水で洗うと、すっと水が土にしみ込んで、土の強い香りが漂います。とても低い温度で焼かれた、脆い陶器です。
鉢と言っても、これは一番大きいのが直径125ミリ、一番小さいのは40ミリしかないミニチュアです。たぶんままごと用のものでしょう。
実は、以前はこれをそのまま大きくした、食器の鉢も持っていました。一番大きいのは直径30センチ以上ある、やはり五個セットで、一番小さいのが、ままごとの一番大きいのと同じくらいの大きさでした。
アメリカで買ったものです。
食器の鉢は大きくて、重さがあるのに薄くつくられているため欠けやすく、ちょっと扱いにくいのですが、気に入っていました。

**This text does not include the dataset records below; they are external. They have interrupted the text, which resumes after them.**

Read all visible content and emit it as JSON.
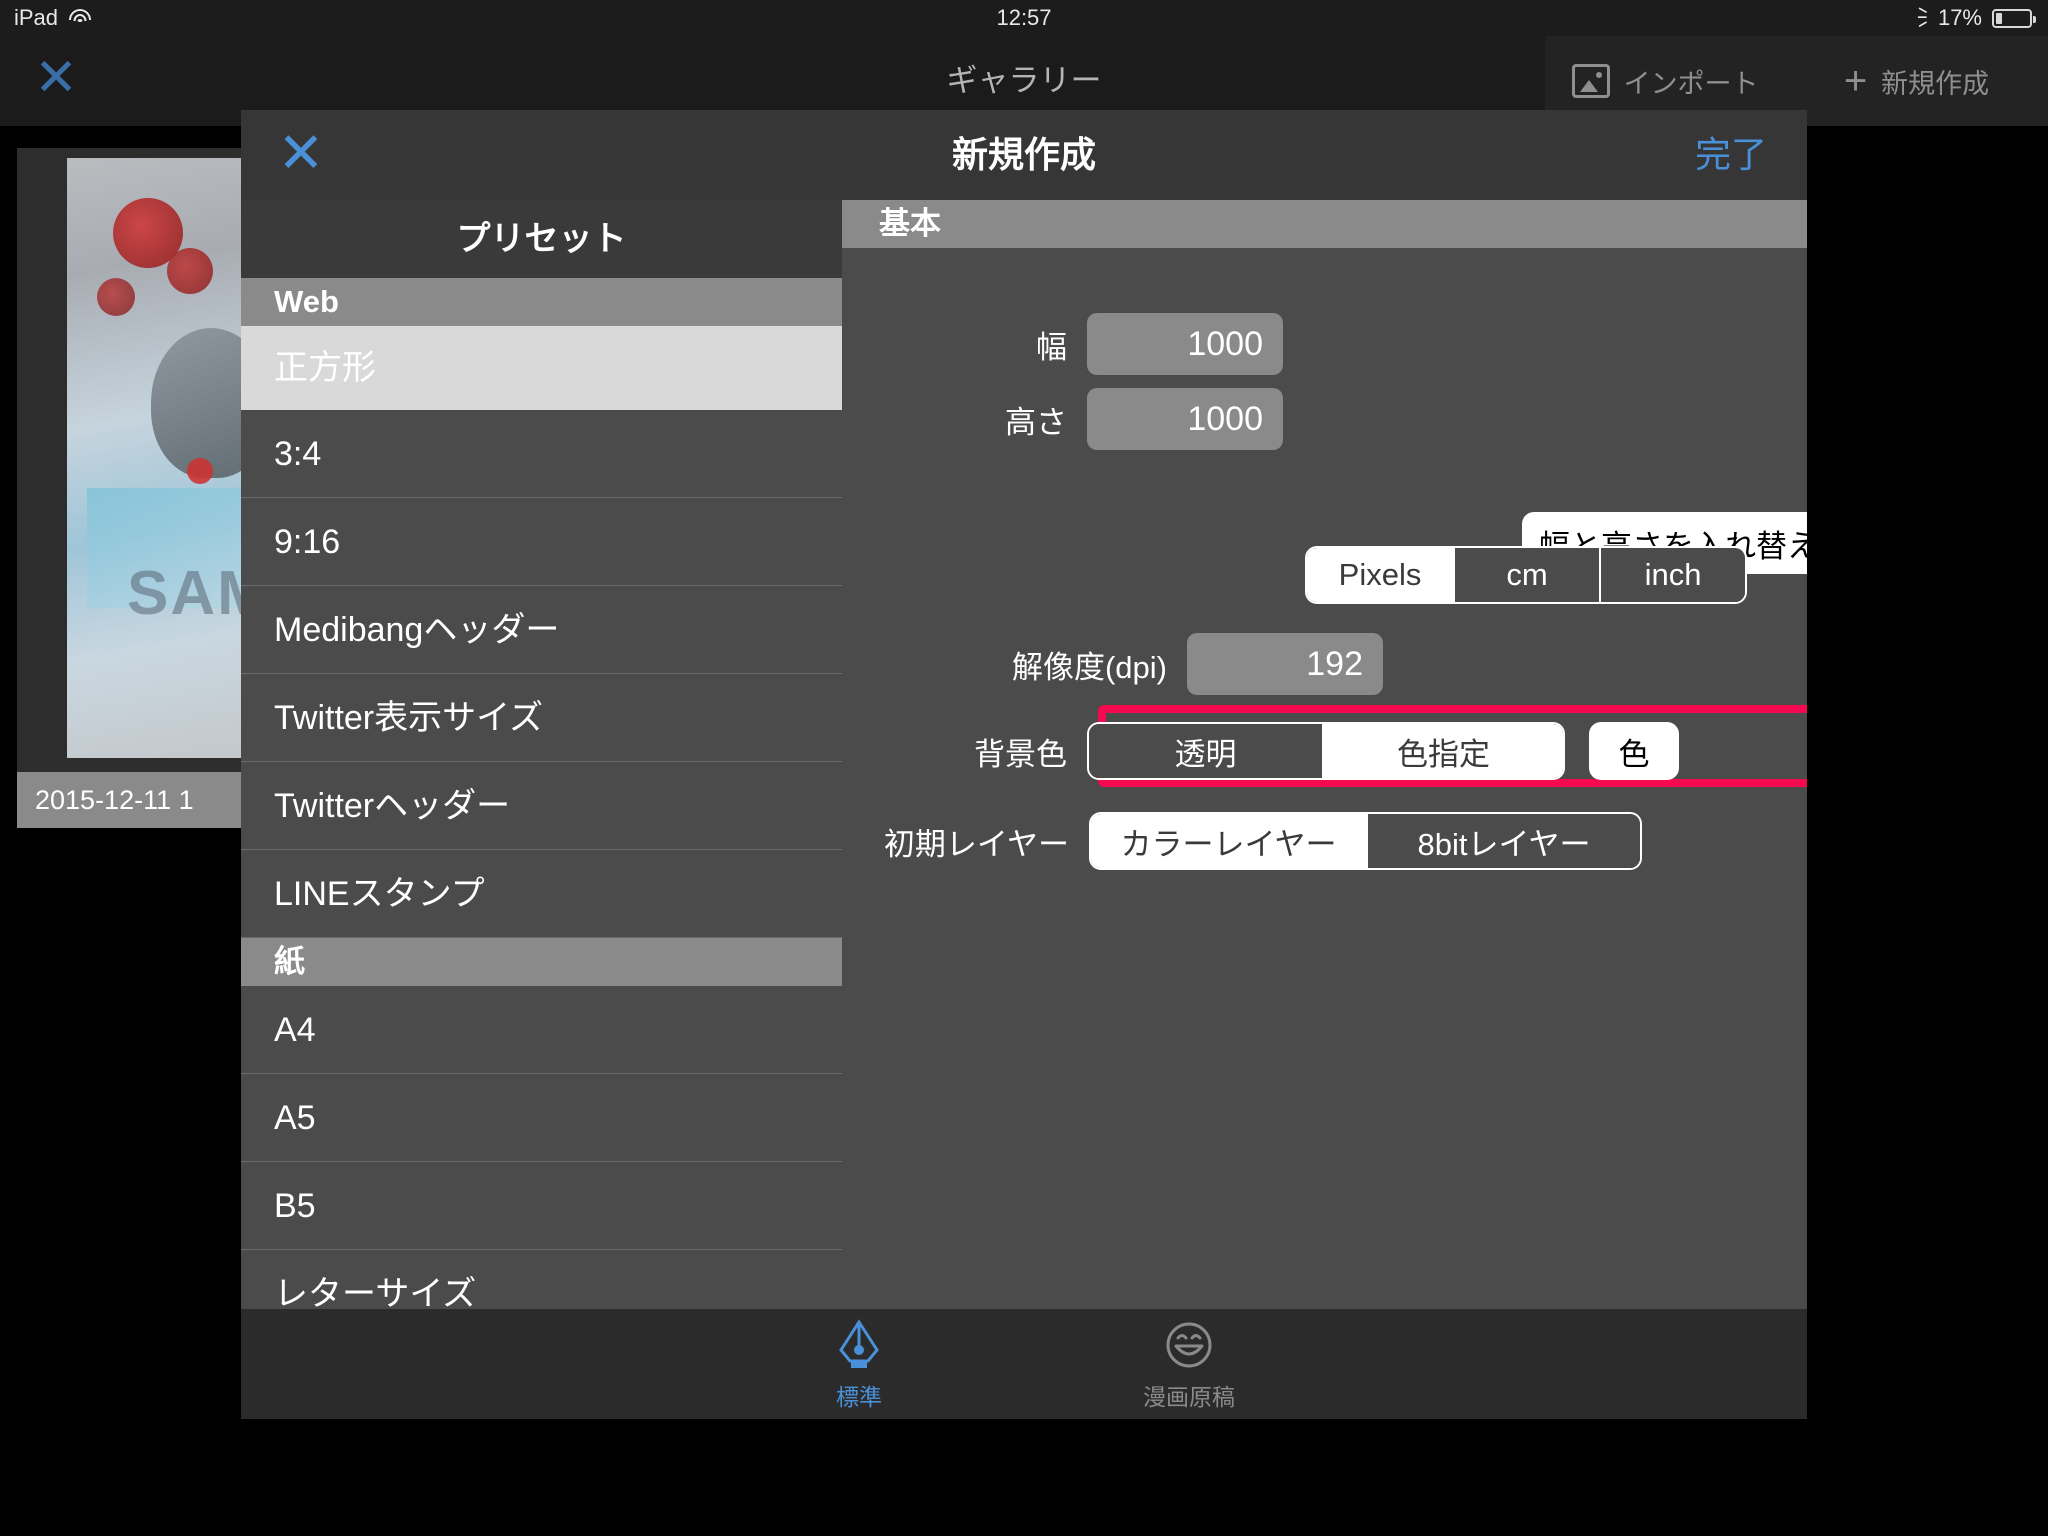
{
  "statusbar": {
    "carrier": "iPad",
    "wifi_icon": "wifi-icon",
    "time": "12:57",
    "bluetooth_icon": "bluetooth-icon",
    "battery_percent": "17%",
    "battery_icon": "battery-icon"
  },
  "gallery": {
    "close_icon": "close-icon",
    "title": "ギャラリー",
    "import_label": "インポート",
    "import_icon": "image-import-icon",
    "new_label": "新規作成",
    "new_icon": "plus-icon",
    "thumbnail_label": "2015-12-11 1",
    "thumbnail_watermark": "SAMPLE"
  },
  "modal": {
    "close_icon": "close-icon",
    "title": "新規作成",
    "done_label": "完了"
  },
  "presets": {
    "header": "プリセット",
    "groups": [
      {
        "name": "Web",
        "items": [
          {
            "label": "正方形",
            "selected": true
          },
          {
            "label": "3:4",
            "selected": false
          },
          {
            "label": "9:16",
            "selected": false
          },
          {
            "label": "Medibangヘッダー",
            "selected": false
          },
          {
            "label": "Twitter表示サイズ",
            "selected": false
          },
          {
            "label": "Twitterヘッダー",
            "selected": false
          },
          {
            "label": "LINEスタンプ",
            "selected": false
          }
        ]
      },
      {
        "name": "紙",
        "items": [
          {
            "label": "A4",
            "selected": false
          },
          {
            "label": "A5",
            "selected": false
          },
          {
            "label": "B5",
            "selected": false
          },
          {
            "label": "レターサイズ",
            "selected": false
          }
        ]
      }
    ]
  },
  "form": {
    "section_title": "基本",
    "width": {
      "label": "幅",
      "value": "1000"
    },
    "height": {
      "label": "高さ",
      "value": "1000"
    },
    "swap_button": "幅と高さを入れ替える",
    "units": {
      "options": [
        "Pixels",
        "cm",
        "inch"
      ],
      "selected": "Pixels"
    },
    "dpi": {
      "label": "解像度(dpi)",
      "value": "192"
    },
    "background": {
      "label": "背景色",
      "options": [
        "透明",
        "色指定"
      ],
      "selected": "色指定",
      "color_button": "色",
      "highlight_color": "#f5094f"
    },
    "initial_layer": {
      "label": "初期レイヤー",
      "options": [
        "カラーレイヤー",
        "8bitレイヤー"
      ],
      "selected": "カラーレイヤー"
    }
  },
  "tabbar": {
    "tabs": [
      {
        "label": "標準",
        "icon": "pen-nib-icon",
        "active": true
      },
      {
        "label": "漫画原稿",
        "icon": "smiley-face-icon",
        "active": false
      }
    ]
  }
}
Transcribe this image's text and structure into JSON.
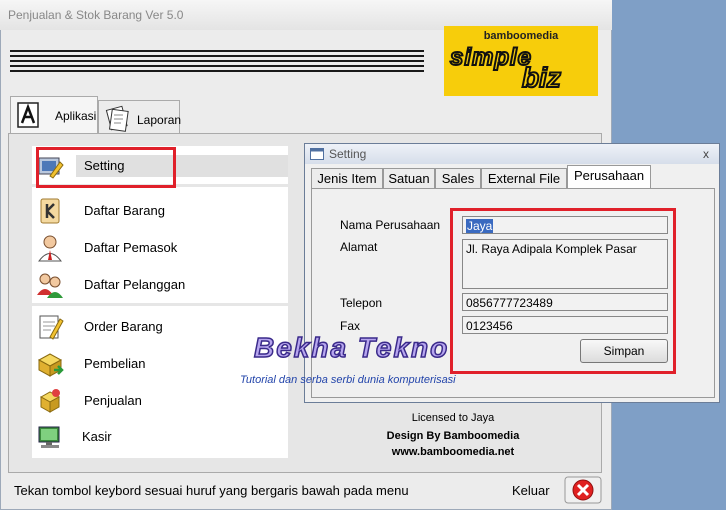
{
  "window": {
    "title": "Penjualan & Stok Barang Ver 5.0"
  },
  "logo": {
    "brand": "bamboomedia",
    "simple": "simple",
    "biz": "biz"
  },
  "tabs": [
    {
      "label": "Aplikasi"
    },
    {
      "label": "Laporan"
    }
  ],
  "menu": [
    {
      "label": "Setting"
    },
    {
      "label": "Daftar Barang"
    },
    {
      "label": "Daftar Pemasok"
    },
    {
      "label": "Daftar Pelanggan"
    },
    {
      "label": "Order Barang"
    },
    {
      "label": "Pembelian"
    },
    {
      "label": "Penjualan"
    },
    {
      "label": "Kasir"
    }
  ],
  "footer": {
    "licensed": "Licensed to Jaya",
    "design": "Design By Bamboomedia",
    "website": "www.bamboomedia.net",
    "status": "Tekan tombol keybord sesuai huruf yang bergaris bawah pada menu",
    "exit_label": "Keluar"
  },
  "dialog": {
    "title": "Setting",
    "close": "x",
    "tabs": [
      {
        "label": "Jenis Item"
      },
      {
        "label": "Satuan"
      },
      {
        "label": "Sales"
      },
      {
        "label": "External File"
      },
      {
        "label": "Perusahaan"
      }
    ],
    "fields": {
      "nama_label": "Nama Perusahaan",
      "nama_value": "Jaya",
      "alamat_label": "Alamat",
      "alamat_value": "Jl. Raya Adipala Komplek Pasar",
      "telepon_label": "Telepon",
      "telepon_value": "0856777723489",
      "fax_label": "Fax",
      "fax_value": "0123456"
    },
    "save_label": "Simpan"
  },
  "watermark": {
    "title": "Bekha Tekno",
    "subtitle": "Tutorial dan serba serbi dunia komputerisasi"
  },
  "colors": {
    "highlight_box": "#e0202a",
    "logo_bg": "#f7cd0b",
    "desktop": "#7f9fc6"
  }
}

ある日、雑誌だったか、新聞だったかを読んでいたら、鉛中毒のについて書かれていた記事がありました。アメリカ南部の家族が、乳児を除いて、全員が健康を害し、調べてみたら鉛中毒になっていました。
その家族は、焼成温度の低い陶器のカップで、毎朝オレンジジュースを飲むのを習慣にしていましたが、無事だった乳児は哺乳ビンを使っていたので鉛中毒を免れた、というような記事でした。
もちろん、そのカップがとりわけ危険だったという可能性もありますが、用心するに越したことはありません。それからは、焼成温度の低い陶器に、酢を使った料理を絶対盛らないように気をつけました。メキシコ製の鉢だけでなく、スペイン製やイタリア製の器にも、焼成温度の低いものが、たくさんあります。日本のらくやきもそうです。
重くて壊れやすい鉢は、アメリカから無事持って帰り、その後の引っ越しのたびに持ち歩いていました。
でも、出番が少ないわりに場所を取ることや、縁が欠けたものが多くなってきたことから、いつだったか、処分してしてしまいました。
大きい鉢は残念でしたが、ままごとの鉢は縁が欠けもせず、今も健在です。